Contracts, Arrangements, Understandings or Relationships with Respect to Securities of the Issuer

Mr. Kidd is the President and Chief Executive Officer and the sole Director of the Issuer.

See Item 3 for a discussion of (a) the Stock Purchase Agreement, pursuant to which Mr. Kidd, indirectly through Lextra, acquired 1,165,397 shares of Common Stock, (b) the acquisition by Mr. Kidd, indirectly through Lextra, of 6,800,000 shares of Common Stock in exchange for forgiveness of the Receivable and (c)



the Asset Purchase Agreement, pursuant to which Mr. Kidd, indirectly through Lextra, acquired 2,000,000 shares of Common Stock.

Item 7.
Material to be Filed as Exhibits

Exhibit A - Callable Secured Note by Lextra Management Group, Inc. and issued to Air Brook Airport Express, Inc. (previously included with the Issuer’s Current Report on Form 8-K filed with the Securities and Exchange Commission on August 22, 2007 and incorporated herein by reference).

Exhibit B - Agreement dated June 26, 2007 by and among Air Brook Airport Express, Inc., Donald M. Petroski, Jeffrey M. Petroski, Barbara Petroski, Air Brook Limousine, Inc. and Lextra Management Group, Inc. (previously included with the Issuer’s Current Report on Form 8-K filed with the Securities and Exchange Commission on July 6, 2007 and incorporated herein by reference).

Exhibit C - Asset Purchase Agreement by and between SportsQuest, Inc. and Lextra Management Group, Inc. dated August 21, 2007 (previously included with the Issuer’s Current Report on Form 8-K filed with the Securities and Exchange Commission on August 22, 2007 and incorporated herein by reference).

Exhibit D - Stock Issuance, Assumption and Release Agreement by and among Greens Worldwide Incorporated, Air Brook Airport Express, Inc., AJW Partners, LLC, AJW Offshore, Ltd., AJW Qualified Partners, LLC and New Millennium Capital Partners II, LLC dated August 17, 2007 (previously included with the Issuer’s Current Report on Form 8-K filed with the Securities and Exchange Commission on August 22, 2007 and incorporated herein by reference).

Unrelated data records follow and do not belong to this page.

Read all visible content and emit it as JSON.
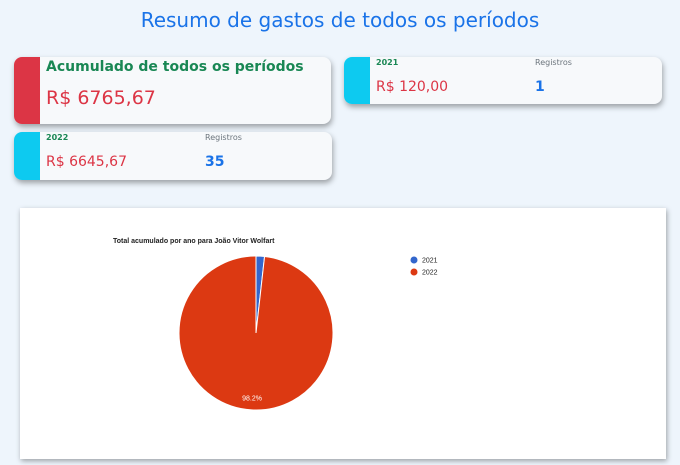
{
  "page": {
    "title": "Resumo de gastos de todos os períodos"
  },
  "summary": {
    "title": "Acumulado de todos os períodos",
    "value": "R$ 6765,67"
  },
  "years": [
    {
      "year": "2021",
      "value": "R$ 120,00",
      "records_label": "Registros",
      "records": "1"
    },
    {
      "year": "2022",
      "value": "R$ 6645,67",
      "records_label": "Registros",
      "records": "35"
    }
  ],
  "colors": {
    "title": "#1a73e8",
    "danger": "#dc3545",
    "success": "#198754",
    "info": "#0dcaf0",
    "slice_2021": "#3366cc",
    "slice_2022": "#dc3912"
  },
  "chart_data": {
    "type": "pie",
    "title": "Total acumulado por ano para João Vitor Wolfart",
    "categories": [
      "2021",
      "2022"
    ],
    "values": [
      120.0,
      6645.67
    ],
    "slice_labels": [
      "",
      "98.2%"
    ],
    "legend_position": "right"
  }
}
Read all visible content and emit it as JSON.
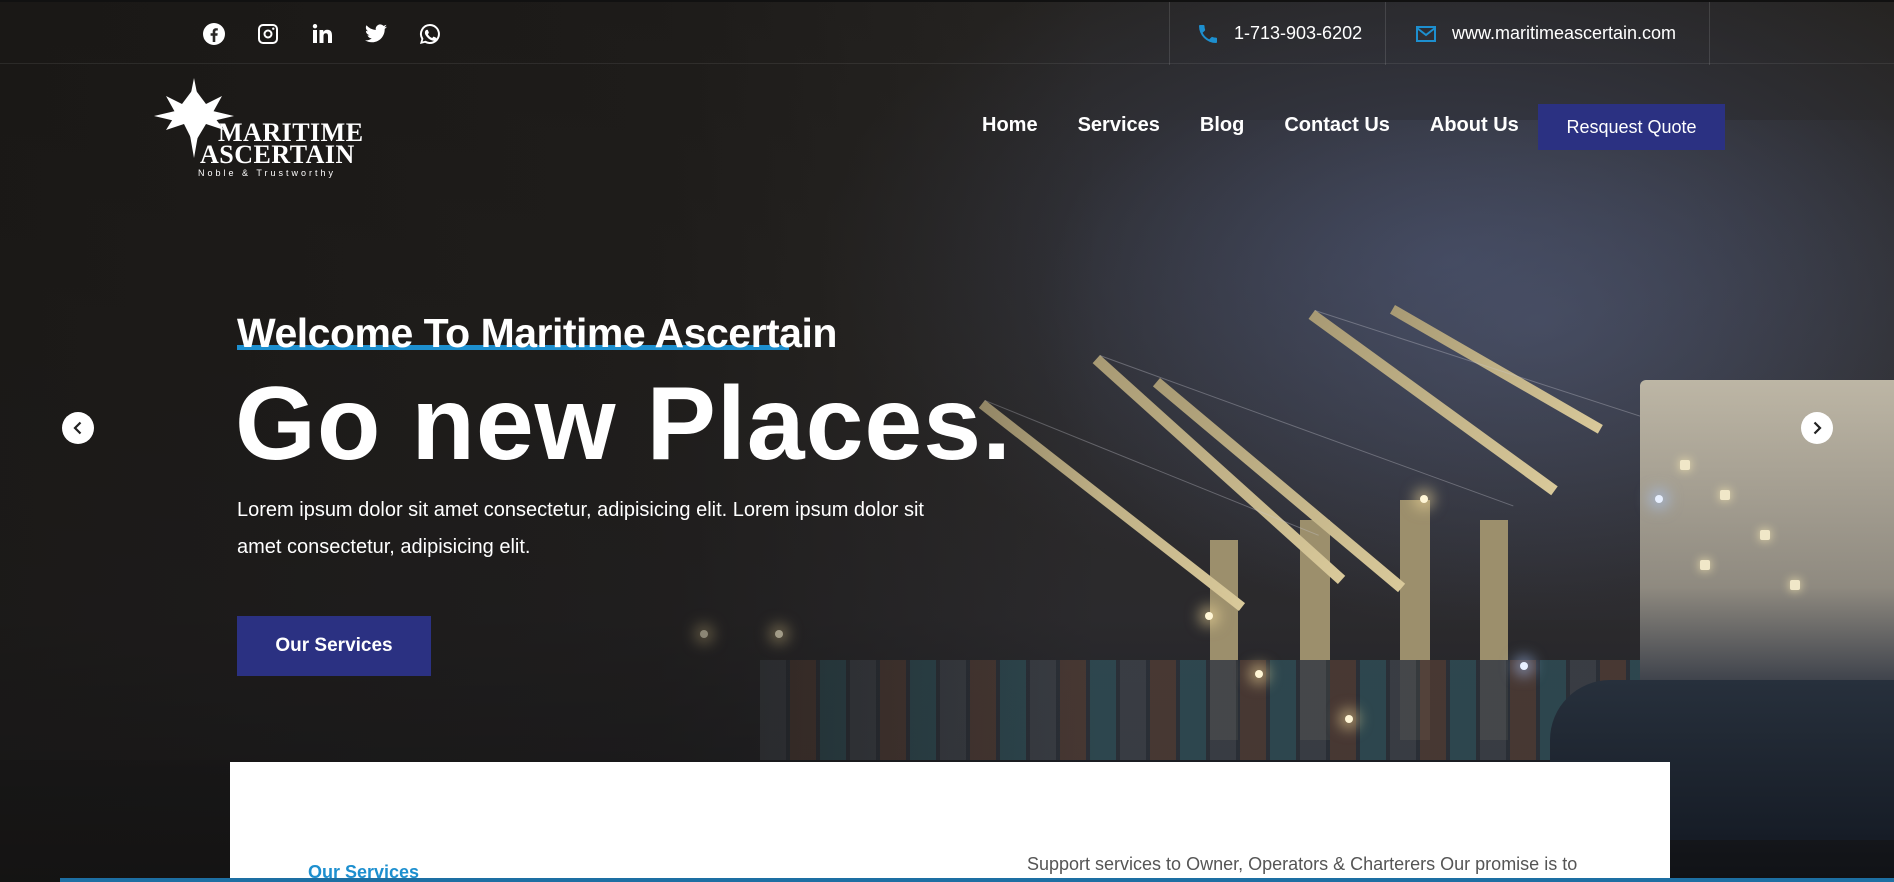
{
  "topbar": {
    "socials": [
      {
        "icon": "facebook-icon"
      },
      {
        "icon": "instagram-icon"
      },
      {
        "icon": "linkedin-icon"
      },
      {
        "icon": "twitter-icon"
      },
      {
        "icon": "whatsapp-icon"
      }
    ],
    "phone": "1-713-903-6202",
    "website": "www.maritimeascertain.com"
  },
  "logo": {
    "line1": "MARITIME",
    "line2": "ASCERTAIN",
    "tagline": "Noble & Trustworthy"
  },
  "nav": {
    "items": [
      "Home",
      "Services",
      "Blog",
      "Contact Us",
      "About Us"
    ],
    "quote_button": "Resquest Quote"
  },
  "hero": {
    "welcome": "Welcome To Maritime Ascertain",
    "headline": "Go new Places.",
    "lead": "Lorem ipsum dolor sit amet consectetur, adipisicing elit. Lorem ipsum dolor sit amet consectetur, adipisicing elit.",
    "cta": "Our Services"
  },
  "panel": {
    "label": "Our Services",
    "text": "Support services to Owner, Operators & Charterers Our promise is to"
  },
  "colors": {
    "accent_blue": "#1d8fcf",
    "button_navy": "#2b3182"
  }
}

Exhibit E - Investment Agreement by and between SportsQuest, Inc. and Dutchess Private Equities Fund, Ltd. dated August 23, 2007 (previously included with the Issuer’s Current Report on Form 8-K filed with the Securities and Exchange Commission on August 30, 2007 and incorporated herein by reference).

Exhibit F - Agreement for the Exchange of Stock by and among SportsQuest, Inc., Zaring-Cioffi Entertainment, LLC, ZCE, Inc. and Q-C Entertainment, LLC dated August 20, 2007 (previously included with the Issuer’s Current Report on Form 8-K filed with the Securities and Exchange Commission on August 30, 2007 and incorporated herein by reference).


 
SIGNATURE

After reasonable inquiry and to the best of my knowledge and belief, I certify that the information set forth in this statement on Schedule 13D is true, complete and correct.
 
 
Date: August 29, 2007
 

R. Thomas Kidd


 
Attention:
Intentional misstatements or omissions of fact constitute Federal criminal violations (see 18 U.S.C. 1001).